Book Project I

Justification After Empire: Constitutionalism, Knowledge, and the Ethics of Power examines how modern societies justify political authority and legitimacy in the wake of empire. The book explores the relationship between constitutionalism, knowledge, and power, asking how the moral and institutional legacies of empire continue to shape democratic life and international order. At its core, it treats constitutionalism as a site of knowledge and ethical reconstruction. Rather than viewing the constitution as a purely legal instrument, it approaches it as an epistemic and normative framework. Through this lens, the book connects the grammars of anticolonial thought to the institutional challenges of plural democracies, where competing claims to intelligibility, progress, and self-respect are continuously negotiated.

The project begins from a central question: what does it mean to justify political authority after empire? Imperial rule claimed moral universality and administrative reason; its collapse left a profound gap in the foundations of legitimacy. Justification After Empire traces how that gap was addressed through anticolonial knowledge formation, constitutional design, and the infrastructures of governance. It argues that the moral claims of modern democracy after empire are inseparable from the infrastructures that sustain them: legal frameworks, institutions of knowledge, and digital architectures that organize visibility and recognition.

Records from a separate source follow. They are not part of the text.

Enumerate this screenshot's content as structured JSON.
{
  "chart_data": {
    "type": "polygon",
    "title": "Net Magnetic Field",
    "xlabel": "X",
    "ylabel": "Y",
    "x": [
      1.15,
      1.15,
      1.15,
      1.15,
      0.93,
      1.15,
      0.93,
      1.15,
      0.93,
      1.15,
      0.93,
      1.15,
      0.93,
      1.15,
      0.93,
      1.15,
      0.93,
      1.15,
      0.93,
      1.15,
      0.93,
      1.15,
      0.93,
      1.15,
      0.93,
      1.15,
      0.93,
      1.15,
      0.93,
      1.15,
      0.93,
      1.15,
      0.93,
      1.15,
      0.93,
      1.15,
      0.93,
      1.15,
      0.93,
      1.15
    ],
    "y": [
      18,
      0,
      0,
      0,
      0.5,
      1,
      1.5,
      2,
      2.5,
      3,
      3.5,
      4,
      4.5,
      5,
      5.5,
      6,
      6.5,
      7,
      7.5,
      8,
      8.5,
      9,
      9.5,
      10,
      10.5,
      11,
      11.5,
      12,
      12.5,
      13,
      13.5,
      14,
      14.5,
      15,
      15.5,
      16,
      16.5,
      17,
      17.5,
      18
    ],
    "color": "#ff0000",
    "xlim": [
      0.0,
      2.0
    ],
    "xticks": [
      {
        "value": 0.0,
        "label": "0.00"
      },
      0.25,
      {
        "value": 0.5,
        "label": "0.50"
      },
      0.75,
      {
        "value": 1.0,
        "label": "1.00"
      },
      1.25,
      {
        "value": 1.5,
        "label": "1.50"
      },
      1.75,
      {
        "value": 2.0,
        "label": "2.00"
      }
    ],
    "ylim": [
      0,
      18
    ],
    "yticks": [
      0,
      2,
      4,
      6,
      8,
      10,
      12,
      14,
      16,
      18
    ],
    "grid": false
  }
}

The argument unfolds through three interconnected dimensions. It first reframes constitutionalism as a justificatory practice rather than a static legal form, showing how constitutions become living sites where societies negotiate the terms of inclusion, recognition, and stability. It then examines knowledge as an infrastructure of power, exploring how social science, law, and technology render subjects intelligible to authority. Finally, it situates these discussions within an ethics of power, asking how justification can be sustained under conditions of hierarchy and pluralism, and how institutions translate ideals of dignity and equality into durable forms of political life.

Methodologically, the book weaves political theory, legal analysis, and the history of knowledge to show how justification operates as both a conceptual and institutional process. The early chapters examine how anticolonial thinkers such as Ambedkar, Azad, and Nehru grappled with the collapse of imperial authority and sought to reconstruct legitimacy through ethics and law. Later chapters trace how these justificatory forms were reinterpreted in moments of democratic crisis through majoritarian politics, constitutional reinterpretation, and the expansion of digital governance. The concluding chapter extends the analysis to the algorithmic age, arguing that computational infrastructures have become the newest architecture of justification, redefining what counts as knowledge and how political subjects become legible to the state and to international institutions. In this context, the book introduces the Knowledge of Structures Problem, a framework for analyzing how algorithmic systems reproduce earlier patterns of authority and recognition.

Across these domains, Justification After Empire advances a broader argument: that the endurance of democracy depends not only on institutional design but on the ethical and epistemic conditions that make justification possible. By linking constitutionalism, knowledge, and the ethics of power, the book offers both a historical interpretation and a normative vision of how legitimacy can be rebuilt in an unequal and interdependent world.